7.4.1 Creating Trigram:

# Tokenization after excluding any line that has less than 3 words
ng3<-ngram(cleantxt[wordslength!=1 & wordslength !=2],n=3,sep = " ")
# Getting pharse table and arranging descendingly by frequency 
ng3tbl<-get.phrasetable(ng3)  %>% arrange(desc(freq)) %>% mutate (ngram_length = 3) %>% mutate(ngram = trim(ngrams)) %>% select(ngram,freq,ngram_length)
# Creating preword and currentword columns (separated the steps as this was it takes less time and less processing power to create unlike the previous ngrams)
prewordng3tbl<-word(ng3tbl$ngram,start = 1L,end = 2L)
currentwordng3tbl<-word(ng3tbl$ngram,start = 3L,end = 3L)
ng3tbl<-cbind(ng3tbl,preword=prewordng3tbl,currentword=currentwordng3tbl)
# Removing NA rows from currentword column (to make sure no errorous rows in the table)
ng3tbl<-ng3tbl[is.na(ng3tbl$currentword) != TRUE,]

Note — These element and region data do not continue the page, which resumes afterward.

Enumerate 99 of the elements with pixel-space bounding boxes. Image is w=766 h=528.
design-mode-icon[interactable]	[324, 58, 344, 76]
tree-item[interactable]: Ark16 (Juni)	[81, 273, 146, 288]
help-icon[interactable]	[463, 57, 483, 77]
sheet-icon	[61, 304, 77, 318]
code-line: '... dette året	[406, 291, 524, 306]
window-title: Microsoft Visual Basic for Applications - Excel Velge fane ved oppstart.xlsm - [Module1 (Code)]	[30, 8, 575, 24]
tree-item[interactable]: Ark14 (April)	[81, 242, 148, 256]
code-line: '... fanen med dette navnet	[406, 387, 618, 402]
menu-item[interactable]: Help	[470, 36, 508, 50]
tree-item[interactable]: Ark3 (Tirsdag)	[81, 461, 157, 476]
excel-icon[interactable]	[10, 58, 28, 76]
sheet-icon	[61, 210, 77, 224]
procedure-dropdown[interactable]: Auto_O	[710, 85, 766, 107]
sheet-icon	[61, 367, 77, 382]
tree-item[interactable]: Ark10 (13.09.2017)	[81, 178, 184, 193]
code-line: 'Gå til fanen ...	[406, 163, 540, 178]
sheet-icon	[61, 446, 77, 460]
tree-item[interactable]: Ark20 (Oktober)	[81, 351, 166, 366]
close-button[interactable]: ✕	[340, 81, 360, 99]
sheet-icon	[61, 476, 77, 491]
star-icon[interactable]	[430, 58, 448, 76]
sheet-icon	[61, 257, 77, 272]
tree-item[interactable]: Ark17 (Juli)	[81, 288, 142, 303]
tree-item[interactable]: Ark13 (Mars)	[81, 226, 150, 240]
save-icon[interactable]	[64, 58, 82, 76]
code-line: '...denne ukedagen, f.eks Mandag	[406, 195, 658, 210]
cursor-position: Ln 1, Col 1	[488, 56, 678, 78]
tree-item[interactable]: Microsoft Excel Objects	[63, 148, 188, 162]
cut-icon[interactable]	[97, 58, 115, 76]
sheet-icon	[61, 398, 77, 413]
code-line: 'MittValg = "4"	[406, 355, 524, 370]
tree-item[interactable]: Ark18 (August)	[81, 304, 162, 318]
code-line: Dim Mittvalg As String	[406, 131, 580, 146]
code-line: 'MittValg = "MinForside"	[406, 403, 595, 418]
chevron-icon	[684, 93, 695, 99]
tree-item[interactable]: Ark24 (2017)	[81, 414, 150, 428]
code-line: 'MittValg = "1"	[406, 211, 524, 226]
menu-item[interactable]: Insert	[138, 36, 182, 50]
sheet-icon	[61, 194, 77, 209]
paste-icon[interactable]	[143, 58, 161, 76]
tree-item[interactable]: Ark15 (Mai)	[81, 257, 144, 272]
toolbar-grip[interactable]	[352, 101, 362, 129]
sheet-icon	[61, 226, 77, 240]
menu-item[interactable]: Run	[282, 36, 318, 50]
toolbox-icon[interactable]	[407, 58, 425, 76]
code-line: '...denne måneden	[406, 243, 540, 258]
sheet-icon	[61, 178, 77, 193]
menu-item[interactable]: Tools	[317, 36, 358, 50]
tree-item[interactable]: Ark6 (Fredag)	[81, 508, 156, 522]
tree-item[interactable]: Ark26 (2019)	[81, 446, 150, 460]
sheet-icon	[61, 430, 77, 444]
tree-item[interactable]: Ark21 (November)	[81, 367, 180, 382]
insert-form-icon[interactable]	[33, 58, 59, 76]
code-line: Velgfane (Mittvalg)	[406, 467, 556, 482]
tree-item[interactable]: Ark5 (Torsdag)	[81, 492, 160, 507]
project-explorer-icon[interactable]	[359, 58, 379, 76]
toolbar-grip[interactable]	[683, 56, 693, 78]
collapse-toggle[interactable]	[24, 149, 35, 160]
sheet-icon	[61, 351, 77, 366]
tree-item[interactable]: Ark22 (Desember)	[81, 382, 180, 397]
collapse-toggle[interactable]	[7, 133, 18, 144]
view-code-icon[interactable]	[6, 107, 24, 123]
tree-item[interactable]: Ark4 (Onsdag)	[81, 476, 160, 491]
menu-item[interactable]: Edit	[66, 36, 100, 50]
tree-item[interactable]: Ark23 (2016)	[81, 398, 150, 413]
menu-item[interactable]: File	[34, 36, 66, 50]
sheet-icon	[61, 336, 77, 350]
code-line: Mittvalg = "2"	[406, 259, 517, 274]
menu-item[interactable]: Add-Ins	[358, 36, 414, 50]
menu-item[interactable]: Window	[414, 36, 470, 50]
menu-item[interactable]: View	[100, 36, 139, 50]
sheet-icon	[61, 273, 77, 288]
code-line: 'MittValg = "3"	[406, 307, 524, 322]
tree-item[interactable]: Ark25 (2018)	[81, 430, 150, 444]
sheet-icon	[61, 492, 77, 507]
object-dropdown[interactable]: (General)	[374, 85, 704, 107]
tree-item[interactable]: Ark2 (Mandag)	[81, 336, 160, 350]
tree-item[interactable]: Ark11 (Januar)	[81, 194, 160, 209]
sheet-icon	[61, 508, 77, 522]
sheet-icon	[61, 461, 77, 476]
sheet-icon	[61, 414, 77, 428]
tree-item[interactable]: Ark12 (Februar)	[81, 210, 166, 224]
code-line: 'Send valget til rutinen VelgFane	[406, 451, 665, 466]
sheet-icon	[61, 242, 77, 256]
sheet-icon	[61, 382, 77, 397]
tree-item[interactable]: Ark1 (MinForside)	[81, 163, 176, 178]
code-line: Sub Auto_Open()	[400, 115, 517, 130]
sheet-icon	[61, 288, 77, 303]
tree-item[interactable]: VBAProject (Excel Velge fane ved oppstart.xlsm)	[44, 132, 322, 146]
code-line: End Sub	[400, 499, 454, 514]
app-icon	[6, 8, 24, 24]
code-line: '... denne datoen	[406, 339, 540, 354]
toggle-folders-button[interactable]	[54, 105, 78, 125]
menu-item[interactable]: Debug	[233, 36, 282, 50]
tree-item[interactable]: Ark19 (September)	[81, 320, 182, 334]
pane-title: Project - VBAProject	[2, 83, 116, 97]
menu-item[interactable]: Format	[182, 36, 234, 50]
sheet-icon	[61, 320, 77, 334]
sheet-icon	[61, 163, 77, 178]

7.4.2 Trigram graphs and table:

# Trigram phrase table structure
str(ng3tbl)
## 'data.frame':    34084787 obs. of  5 variables:
##  $ ngram       : chr  "one of the" "a lot of" "as well as" "some of the" ...
##  $ freq        : int  28756 23469 13040 12110 12110 12023 11979 10788 10605 10257 ...
##  $ ngram_length: num  3 3 3 3 3 3 3 3 3 3 ...
##  $ preword     : Factor w/ 10725910 levels "\u0094 \u0097",..: 6651999 189398 878813 8596587 9598194 9278075 6809580 4922599 6937582 1115056 ...
##  $ currentword : Factor w/ 647393 levels "\u0096","\u0097",..: 571259 413112 66910 571259 38889 413112 571259 38889 571259 580382 ...
# View the 30 most frequent tokens in Trigram tokens
toptri<-ng3tbl[1:30,]
kable(toptri,caption = "Table 4:Top 30 Trigram tokens") %>%
  kable_styling(bootstrap_options = c("striped", "hover", "condensed")) %>%
  scroll_box(width = "100%", height = "300px")
Table 4:Top 30 Trigram tokens
ngram freq ngram_length preword currentword
one of the 28756 3 one of the
a lot of 23469 3 a lot of
as well as 13040 3 as well as
some of the 12110 3 some of the
to be a 12110 3 to be a
the end of 12023 3 the end of
out of the 11979 3 out of the
it was a 10788 3 it was a
part of the 10605 3 part of the
be able to 10257 3 be able to
going to be 9920 3 going to be
a couple of 8734 3 a couple of
the rest of 8445 3 the rest of
this is a 7967 3 this is a
the first time 7692 3 the first time
the fact that 7632 3 the fact that
i want to 7631 3 i want to
end of the 7578 3 end of the
according to the 7313 3 according to the
there is a 7257 3 there is a
in the first 7213 3 in the first
most of the 6907 3 most of the
the united states 6729 3 the united states
at the end 6579 3 at the end
it is a 6530 3 it is a
this is the 6332 3 this is the
is one of 6304 3 is one of
it would be 6177 3 it would be
i have to 6151 3 i have to
for the first 5966 3 for the first
# Graph showing top 30 Trigram tokens
toptrig<-ggplot(toptri,aes(reorder(ngram,-freq),freq))+geom_col()+ggtitle("Most frequent Trigram tokens")+xlab("Trigram tokens")+ylab("Frequency")+theme(plot.title = element_text(size = 20),axis.title = element_text(color = "black",face = "italic",size = 14,hjust = 0),axis.text.x = element_text(angle = 45, hjust = 1, size = 14),axis.text.y = element_text(size = 14))

toptrig
Figure 5:Histogram showing top 30 Trigram tokens

Figure 5:Histogram showing top 30 Trigram tokens

# Creating a word cloud graph for top 100 Trigram tokens
pal<-brewer.pal(8,"Dark2")
toptri100<-ng3tbl[1:500,]
wordctri<-wordcloud(words = toptri100$ngram,freq = toptri100$freq*2,colors=pal,random.color = TRUE,random.order = FALSE,rot.per = 0)
Figure 6:Wordcloud showing top 500 Trigram tokens

Figure 6:Wordcloud showing top 500 Trigram tokens

8.Future steps:

1.Define suitable sample size to balance between prediction accuracy and computing time and power required.
2.Create functions to calculate Katz’s back-off propabilities and save it as Markov matrix.
3.Create a shiny app that takes a preword/history and give 3 words suggestions.